Member Reviews
I love how this book is set during the dark days of the Cultural Revolution in China. Many people suffered through this time especially the educated and wealthy ones. Despite the dark setting, the author managed to inject his own dark humour into this. I was amused and tickled by his satire and it helps cut through the heaviness of what was being discussed.
This story follows Wang Er and the people he has known and how the Cultural Revolution had affected them in ways they could not imagine. Although this was written in the literary fiction style, it consists of many short stories of individuals who are interconnected in one way or another.

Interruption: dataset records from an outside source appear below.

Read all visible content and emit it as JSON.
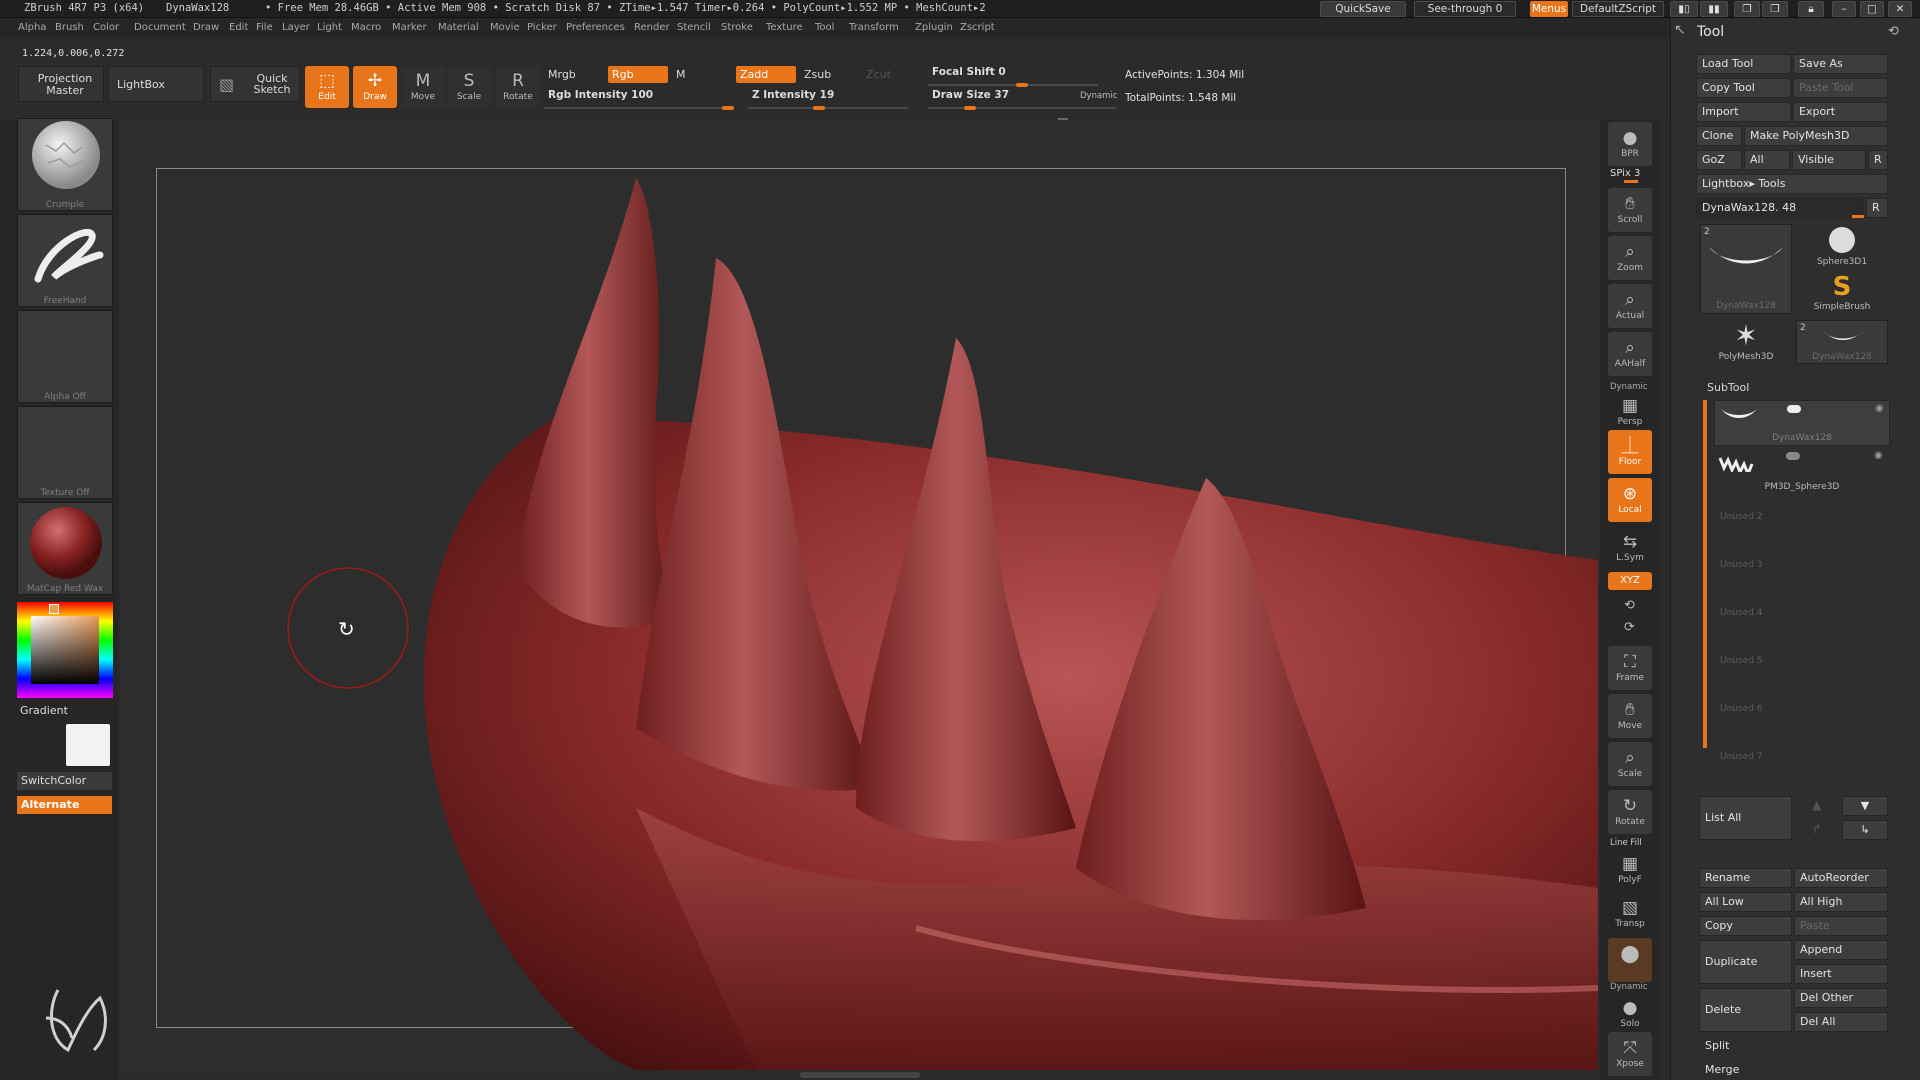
{
  "titlebar": {
    "app": "ZBrush 4R7 P3 (x64)",
    "doc": "DynaWax128",
    "stats": "• Free Mem 28.46GB • Active Mem 908 • Scratch Disk 87 • ZTime▸1.547 Timer▸0.264 • PolyCount▸1.552 MP • MeshCount▸2",
    "quicksave": "QuickSave",
    "seethrough": "See-through  0",
    "menus": "Menus",
    "defaultzscript": "DefaultZScript"
  },
  "menubar": [
    "Alpha",
    "Brush",
    "Color",
    "Document",
    "Draw",
    "Edit",
    "File",
    "Layer",
    "Light",
    "Macro",
    "Marker",
    "Material",
    "Movie",
    "Picker",
    "Preferences",
    "Render",
    "Stencil",
    "Stroke",
    "Texture",
    "Tool",
    "Transform",
    "Zplugin",
    "Zscript"
  ],
  "toolbar": {
    "coords": "1.224,0.006,0.272",
    "projection_master": "Projection Master",
    "lightbox": "LightBox",
    "quick_sketch": "Quick Sketch",
    "edit": "Edit",
    "draw": "Draw",
    "move": "Move",
    "scale": "Scale",
    "rotate": "Rotate",
    "mrgb": "Mrgb",
    "rgb": "Rgb",
    "m": "M",
    "zadd": "Zadd",
    "zsub": "Zsub",
    "zcut": "Zcut",
    "rgb_intensity": "Rgb Intensity 100",
    "z_intensity": "Z Intensity 19",
    "focal_shift": "Focal Shift 0",
    "draw_size": "Draw Size 37",
    "dynamic": "Dynamic",
    "active_points": "ActivePoints: 1.304  Mil",
    "total_points": "TotalPoints: 1.548  Mil"
  },
  "left": {
    "brush": "Crumple",
    "stroke": "FreeHand",
    "alpha": "Alpha  Off",
    "texture": "Texture  Off",
    "material": "MatCap Red Wax",
    "gradient": "Gradient",
    "switchcolor": "SwitchColor",
    "alternate": "Alternate"
  },
  "right_shelf": {
    "bpr": "BPR",
    "spix": "SPix 3",
    "scroll": "Scroll",
    "zoom": "Zoom",
    "actual": "Actual",
    "aahalf": "AAHalf",
    "dynamic": "Dynamic",
    "persp": "Persp",
    "floor": "Floor",
    "local": "Local",
    "lsym": "L.Sym",
    "xyz": "XYZ",
    "frame": "Frame",
    "move": "Move",
    "scale": "Scale",
    "rotate": "Rotate",
    "linefill": "Line Fill",
    "polyf": "PolyF",
    "transp": "Transp",
    "dynamic2": "Dynamic",
    "solo": "Solo",
    "xpose": "Xpose"
  },
  "palette": {
    "title": "Tool",
    "load_tool": "Load Tool",
    "save_as": "Save As",
    "copy_tool": "Copy Tool",
    "paste_tool": "Paste Tool",
    "import": "Import",
    "export": "Export",
    "clone": "Clone",
    "make_polymesh": "Make PolyMesh3D",
    "goz": "GoZ",
    "all": "All",
    "visible": "Visible",
    "r": "R",
    "lightbox_tools": "Lightbox▸ Tools",
    "current_tool": "DynaWax128. 48",
    "tools": [
      "DynaWax128",
      "Sphere3D1",
      "SimpleBrush",
      "PolyMesh3D",
      "DynaWax128"
    ],
    "tool_count_a": "2",
    "tool_count_b": "2",
    "subtool": "SubTool",
    "subtools": [
      "DynaWax128",
      "PM3D_Sphere3D"
    ],
    "unused": [
      "Unused 2",
      "Unused 3",
      "Unused 4",
      "Unused 5",
      "Unused 6",
      "Unused 7"
    ],
    "list_all": "List  All",
    "rename": "Rename",
    "autoreorder": "AutoReorder",
    "all_low": "All Low",
    "all_high": "All High",
    "copy": "Copy",
    "paste": "Paste",
    "duplicate": "Duplicate",
    "append": "Append",
    "insert": "Insert",
    "delete": "Delete",
    "del_other": "Del Other",
    "del_all": "Del All",
    "split": "Split",
    "merge": "Merge"
  },
  "colors": {
    "accent": "#e87519",
    "wax": "#8e2b2b",
    "bg": "#2d2d2d"
  }
}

There is also the love story between Wang Er and Chen Qin Yang as they explore love and sex in a bold way that was forbidden during that period.
Although some of the content was quite absurd, I can’t help but sympathize with the main character’s suffering and also feel dampened by what people were going through during that time. I love how raw and honest his writing is. It can come off as crude but that’s what made this an enjoyable read for me.

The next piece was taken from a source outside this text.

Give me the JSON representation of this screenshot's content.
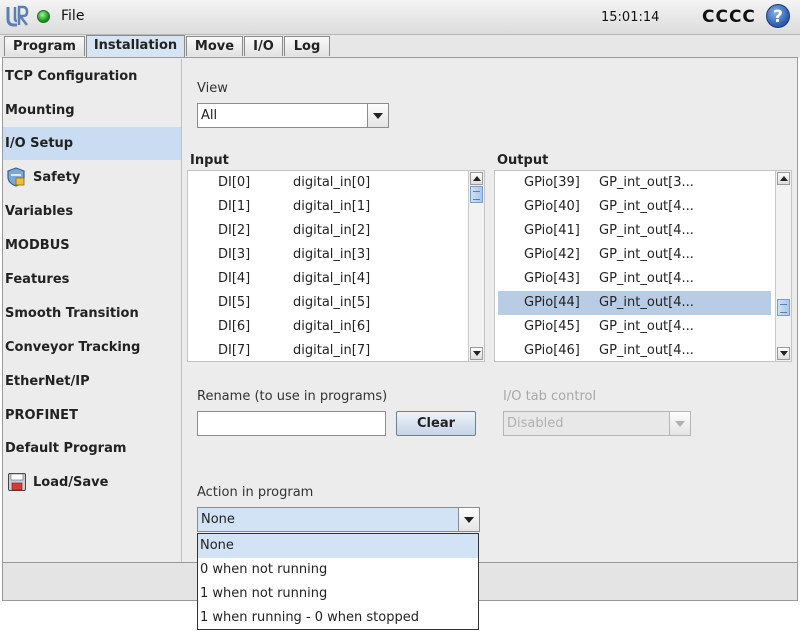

Thank you Netgalley and Astra Publishing House for this arc.
A fun, circular, satirical look at the Cultural Revolution and its aftershocks. If you're interested in China's cultural revolution, this for it's time quite candid and sexually liberated novel is the place to go.
Sex as Both Collaboration and Resistance.........

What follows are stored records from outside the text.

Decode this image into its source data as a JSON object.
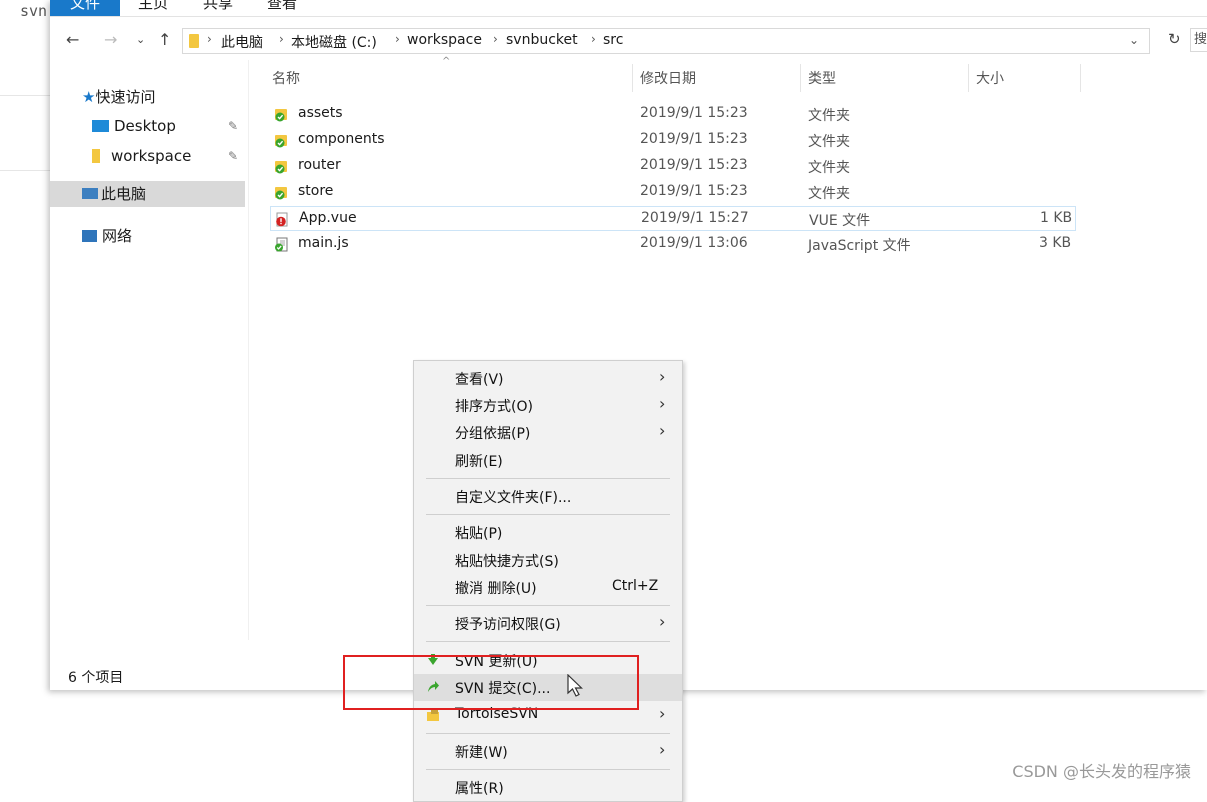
{
  "background": {
    "left_label": "svn"
  },
  "ribbon": {
    "tabs": [
      "文件",
      "主页",
      "共享",
      "查看"
    ]
  },
  "address": {
    "breadcrumbs": [
      "此电脑",
      "本地磁盘 (C:)",
      "workspace",
      "svnbucket",
      "src"
    ],
    "search_partial": "搜"
  },
  "sidebar": {
    "quick_access": "快速访问",
    "items": [
      {
        "label": "Desktop",
        "pinned": true
      },
      {
        "label": "workspace",
        "pinned": true
      }
    ],
    "this_pc": "此电脑",
    "network": "网络"
  },
  "columns": {
    "name": "名称",
    "date": "修改日期",
    "type": "类型",
    "size": "大小"
  },
  "files": [
    {
      "name": "assets",
      "date": "2019/9/1 15:23",
      "type": "文件夹",
      "size": "",
      "icon": "svn-normal-folder-icon"
    },
    {
      "name": "components",
      "date": "2019/9/1 15:23",
      "type": "文件夹",
      "size": "",
      "icon": "svn-normal-folder-icon"
    },
    {
      "name": "router",
      "date": "2019/9/1 15:23",
      "type": "文件夹",
      "size": "",
      "icon": "svn-normal-folder-icon"
    },
    {
      "name": "store",
      "date": "2019/9/1 15:23",
      "type": "文件夹",
      "size": "",
      "icon": "svn-normal-folder-icon"
    },
    {
      "name": "App.vue",
      "date": "2019/9/1 15:27",
      "type": "VUE 文件",
      "size": "1 KB",
      "icon": "svn-modified-file-icon"
    },
    {
      "name": "main.js",
      "date": "2019/9/1 13:06",
      "type": "JavaScript 文件",
      "size": "3 KB",
      "icon": "svn-normal-js-file-icon"
    }
  ],
  "status_bar": {
    "count": "6 个项目"
  },
  "context_menu": {
    "items": [
      {
        "label": "查看(V)",
        "submenu": true
      },
      {
        "label": "排序方式(O)",
        "submenu": true
      },
      {
        "label": "分组依据(P)",
        "submenu": true
      },
      {
        "label": "刷新(E)"
      },
      {
        "label": "自定义文件夹(F)..."
      },
      {
        "label": "粘贴(P)"
      },
      {
        "label": "粘贴快捷方式(S)"
      },
      {
        "label": "撤消 删除(U)",
        "shortcut": "Ctrl+Z"
      },
      {
        "label": "授予访问权限(G)",
        "submenu": true
      },
      {
        "label": "SVN 更新(U)",
        "icon": "svn-update-icon"
      },
      {
        "label": "SVN 提交(C)...",
        "icon": "svn-commit-icon",
        "highlighted": true
      },
      {
        "label": "TortoiseSVN",
        "icon": "tortoisesvn-icon",
        "submenu": true
      },
      {
        "label": "新建(W)",
        "submenu": true
      },
      {
        "label": "属性(R)"
      }
    ]
  },
  "colors": {
    "ribbon_file_tab": "#1979ca",
    "annotation_box": "#e02020",
    "svn_green": "#3aa52e",
    "svn_red": "#d42222"
  },
  "watermark": "CSDN @长头发的程序猿"
}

Consider Heller's "Catch 22", or J.P. Donleavy's "The Ginger Man", or any of your other favorite absurdist anti-establishment novels. Sex, alcohol, irony, and deadpan wit illuminate and undermine political, social, authoritarian, bureaucratic, and military repression.
I had my doubts about whether a novel published in 1992 by an obscure, (at the time), Chinese writer was going to be able to make much of a dent in the madness of China's Cultural Revolution. Well rest assured that this bold novel, (really more of a story collection), that mixes sex, defiance, farce, and low humor into an absurd love story, manages to work both as an entertainment and as a fascinating metaphor for China during the last half of the Twentieth Century.
In style, in substance, in its meandering charm, and in its subtle and sneaky impact, this book is a remarkable find and a valuable contribution to the literature of what can only be called "bemused resistance".
(Please note that I received a free advance ecopy of this book without a review requirement, or any influence regarding review content should I choose to post a review. Apart from that I have no connection at all to either the author or the publisher of this book.)